Following Passage of the Continuing Resolution, NEA Chairman Frank Hodsoll noted that “in the foreseeable future” the agency would consider among its highest priorities the support of arts education programs, local support groups for the arts, and assessing whether economic pressures are forcing arts institutions to compromise on the quality of productions. In an Oct. 17 interview in The New York Times, Hodsoll noted the Endowment had yet to decide whether the problem of “artistic deficit” is a real one, and if so, to determine the severity of the problem. “The ‘artistic deficit’ is worrisome,” he said, “The question is whether it is economics that is driving this, or whether it is a question of aesthetics already moving in that direction.” Hodsoll also noted that the Endowment has “put aside a substantial amount of money” to study the problem during the coming year.
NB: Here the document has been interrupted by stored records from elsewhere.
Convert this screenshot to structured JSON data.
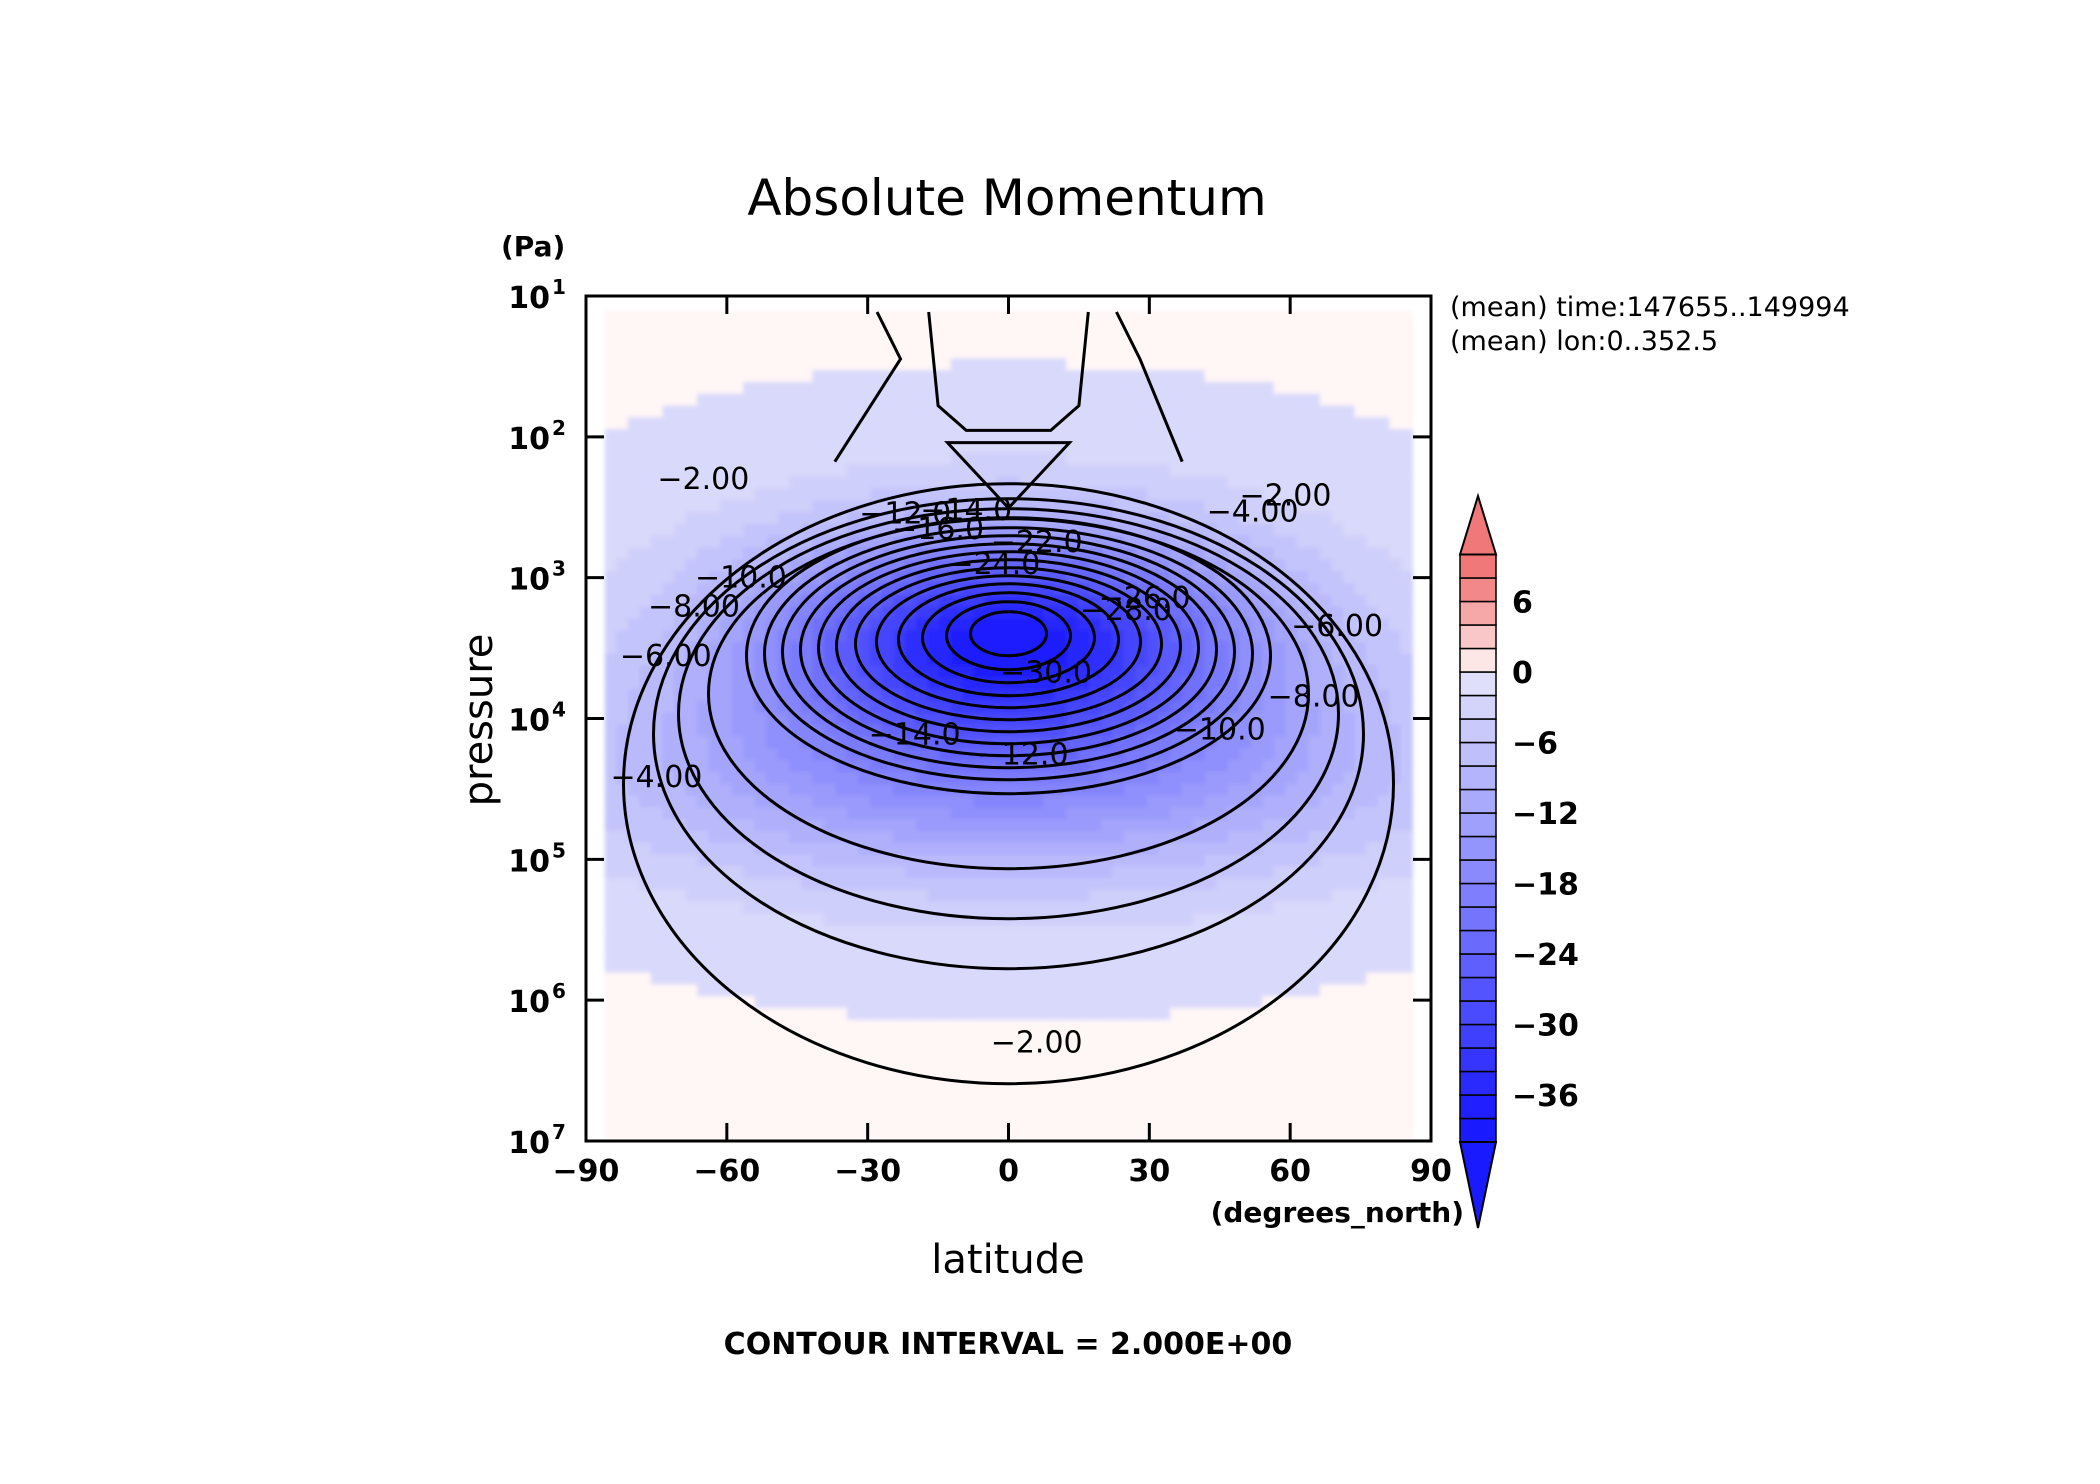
{
  "chart_data": {
    "type": "heatmap",
    "title": "Absolute Momentum",
    "xlabel": "latitude",
    "ylabel": "pressure",
    "x_units": "(degrees_north)",
    "y_units": "(Pa)",
    "xlim": [
      -90,
      90
    ],
    "ylim": [
      10,
      10000000
    ],
    "y_scale": "log",
    "y_inverted": true,
    "grid": false,
    "x_ticks": [
      {
        "value": -90,
        "label": "−90"
      },
      {
        "value": -60,
        "label": "−60"
      },
      {
        "value": -30,
        "label": "−30"
      },
      {
        "value": 0,
        "label": "0"
      },
      {
        "value": 30,
        "label": "30"
      },
      {
        "value": 60,
        "label": "60"
      },
      {
        "value": 90,
        "label": "90"
      }
    ],
    "y_ticks": [
      {
        "value": 10,
        "base": "10",
        "exp": "1"
      },
      {
        "value": 100,
        "base": "10",
        "exp": "2"
      },
      {
        "value": 1000,
        "base": "10",
        "exp": "3"
      },
      {
        "value": 10000,
        "base": "10",
        "exp": "4"
      },
      {
        "value": 100000,
        "base": "10",
        "exp": "5"
      },
      {
        "value": 1000000,
        "base": "10",
        "exp": "6"
      },
      {
        "value": 10000000,
        "base": "10",
        "exp": "7"
      }
    ],
    "annotations": [
      "(mean) time:147655..149994",
      "(mean) lon:0..352.5"
    ],
    "contour_interval_text": "CONTOUR INTERVAL = 2.000E+00",
    "contour_labels": [
      {
        "text": "−2.00",
        "lat": -65,
        "p": 200
      },
      {
        "text": "−4.00",
        "lat": -75,
        "p": 26000
      },
      {
        "text": "−6.00",
        "lat": -73,
        "p": 3600
      },
      {
        "text": "−8.00",
        "lat": -67,
        "p": 1600
      },
      {
        "text": "−10.0",
        "lat": -57,
        "p": 1000
      },
      {
        "text": "−12.0",
        "lat": -22,
        "p": 350
      },
      {
        "text": "−14.0",
        "lat": -9,
        "p": 330
      },
      {
        "text": "−16.0",
        "lat": -15,
        "p": 450
      },
      {
        "text": "−22.0",
        "lat": 6,
        "p": 560
      },
      {
        "text": "−24.0",
        "lat": -3,
        "p": 800
      },
      {
        "text": "−26.0",
        "lat": 29,
        "p": 1400
      },
      {
        "text": "−28.0",
        "lat": 25,
        "p": 1700
      },
      {
        "text": "−30.0",
        "lat": 8,
        "p": 4700
      },
      {
        "text": "−14.0",
        "lat": -20,
        "p": 13000
      },
      {
        "text": "−12.0",
        "lat": 3,
        "p": 18000
      },
      {
        "text": "−10.0",
        "lat": 45,
        "p": 12000
      },
      {
        "text": "−8.00",
        "lat": 65,
        "p": 7000
      },
      {
        "text": "−6.00",
        "lat": 70,
        "p": 2200
      },
      {
        "text": "−4.00",
        "lat": 52,
        "p": 340
      },
      {
        "text": "−2.00",
        "lat": 59,
        "p": 260
      },
      {
        "text": "−2.00",
        "lat": 6,
        "p": 2000000
      }
    ],
    "colorbar": {
      "labels": [
        {
          "value": 6,
          "label": "6"
        },
        {
          "value": 0,
          "label": "0"
        },
        {
          "value": -6,
          "label": "−6"
        },
        {
          "value": -12,
          "label": "−12"
        },
        {
          "value": -18,
          "label": "−18"
        },
        {
          "value": -24,
          "label": "−24"
        },
        {
          "value": -30,
          "label": "−30"
        },
        {
          "value": -36,
          "label": "−36"
        }
      ],
      "range": [
        -40,
        10
      ],
      "step": 2,
      "extend": "both"
    },
    "colors": {
      "negative_max": "#1a1aff",
      "positive_max": "#f07878",
      "near_zero": "#e4e4fb"
    }
  }
}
In other arts-related legislation, the Continuing Resolution also contains provisions for $4.9 million to be made available to arts institutions in Washington, D.C. during fiscal ’86. The one-time trial “National Capital Region Arts and Cultural Affairs” program will be administered by the National Park Service. Grants of up to $500,000 will be made available to organizations of “demonstrated national significance” which meet at least two of the following criteria: 1) an annual operating budget of at least $1 million; 2) an annual audience or visitation of at least 200,000; 3) a paid staff of at least 100, or 4) eligibility under the Historic Sites Act of
1935. Funds currently provided by the federal government to Ford’s Theatre and Wolf Trap Farm Park for the Performing Arts will be included as a part of this program in fiscal ’86. Originally proposed by the Senate to be administered by the Institute of Museum Services, the program was forward-funded to allow organizations to prepare and submit applications during FY ’85. Theatre organizations likely to be eligible under the announced criteria include Arena Stage, the Folger Theatre and the Kennedy Center.
Also contained in the FY ’85 Continuing Resolution is $3.15 million for arts in education.
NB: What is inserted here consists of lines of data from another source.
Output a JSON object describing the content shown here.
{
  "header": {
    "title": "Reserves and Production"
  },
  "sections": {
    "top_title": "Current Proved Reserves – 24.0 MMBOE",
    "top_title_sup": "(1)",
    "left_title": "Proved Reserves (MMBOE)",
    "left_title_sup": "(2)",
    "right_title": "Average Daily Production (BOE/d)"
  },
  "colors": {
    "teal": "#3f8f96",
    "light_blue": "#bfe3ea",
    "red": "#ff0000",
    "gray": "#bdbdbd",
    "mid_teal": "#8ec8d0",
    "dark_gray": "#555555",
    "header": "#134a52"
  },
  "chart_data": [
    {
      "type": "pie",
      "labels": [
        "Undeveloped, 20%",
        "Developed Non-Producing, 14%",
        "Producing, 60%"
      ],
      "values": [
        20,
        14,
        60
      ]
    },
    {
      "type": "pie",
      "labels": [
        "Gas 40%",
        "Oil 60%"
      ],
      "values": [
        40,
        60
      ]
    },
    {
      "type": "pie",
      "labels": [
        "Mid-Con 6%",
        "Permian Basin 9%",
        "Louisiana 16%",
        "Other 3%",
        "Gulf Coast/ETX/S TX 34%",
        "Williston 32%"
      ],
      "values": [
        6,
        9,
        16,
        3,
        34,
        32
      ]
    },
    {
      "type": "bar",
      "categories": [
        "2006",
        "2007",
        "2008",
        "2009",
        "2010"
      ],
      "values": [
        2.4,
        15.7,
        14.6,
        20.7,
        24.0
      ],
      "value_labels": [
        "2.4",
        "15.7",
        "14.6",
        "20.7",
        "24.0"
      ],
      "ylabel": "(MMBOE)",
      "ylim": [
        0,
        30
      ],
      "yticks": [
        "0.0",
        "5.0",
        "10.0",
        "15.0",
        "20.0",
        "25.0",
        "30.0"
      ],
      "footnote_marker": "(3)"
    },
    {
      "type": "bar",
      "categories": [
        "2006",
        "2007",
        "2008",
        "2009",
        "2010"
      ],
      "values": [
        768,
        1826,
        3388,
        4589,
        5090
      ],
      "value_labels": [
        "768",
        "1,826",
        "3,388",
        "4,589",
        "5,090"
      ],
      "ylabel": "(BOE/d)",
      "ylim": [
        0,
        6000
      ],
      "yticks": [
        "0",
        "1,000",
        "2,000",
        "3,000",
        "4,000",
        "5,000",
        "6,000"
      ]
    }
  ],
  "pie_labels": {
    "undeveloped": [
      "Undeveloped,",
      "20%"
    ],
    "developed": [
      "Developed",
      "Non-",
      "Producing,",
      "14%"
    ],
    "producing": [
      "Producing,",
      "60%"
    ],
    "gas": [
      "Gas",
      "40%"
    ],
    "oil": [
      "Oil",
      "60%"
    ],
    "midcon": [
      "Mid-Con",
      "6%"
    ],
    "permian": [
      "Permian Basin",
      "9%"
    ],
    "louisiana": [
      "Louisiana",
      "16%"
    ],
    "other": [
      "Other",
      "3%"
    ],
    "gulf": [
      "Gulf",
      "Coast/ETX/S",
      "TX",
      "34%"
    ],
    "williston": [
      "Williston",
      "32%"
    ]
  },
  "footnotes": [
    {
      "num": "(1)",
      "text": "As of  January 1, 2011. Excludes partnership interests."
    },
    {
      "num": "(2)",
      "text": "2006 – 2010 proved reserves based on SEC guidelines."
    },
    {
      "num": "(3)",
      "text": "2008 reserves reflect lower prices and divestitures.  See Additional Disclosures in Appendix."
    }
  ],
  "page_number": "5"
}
The measure included $200 million in fiscal 1987 funds for the Corporation for Public Broadcasting, which is funded two years in advance. However, the $200 million CPB appropriation was vetoed by President Reagan for a second time on Oct. 19. Earlier in the year, Congress had passed by a wide bipartisan margin a spending authorization of $238 million for the CPB in fiscal ’87. After President Reagan’s first veto of the bill in August, Sen. Barry Goldwater (R-AZ) led a compromise effort which arrived at the $200 million figure. In announcing the veto Reagan stated that under the bill “federal funding for public broadcasting would be increased by too much too fast” during a time of “clear and urgent need to reduce federal spending.” Rep. Timothy Wirth (-CO), a principle sponsor of the compromise appropriation bill, re. sponded, “This action by President Reagan has nothing whatsoever to do with budget balancing, but is rather a clear attempt to decimate this nation’s excellent public broadcasting system.
Sonia Landau, recently elected chairman of the corporation, said, “We will continue to work with both the Congress and the Administration to reach a mutually acceptable authorization.”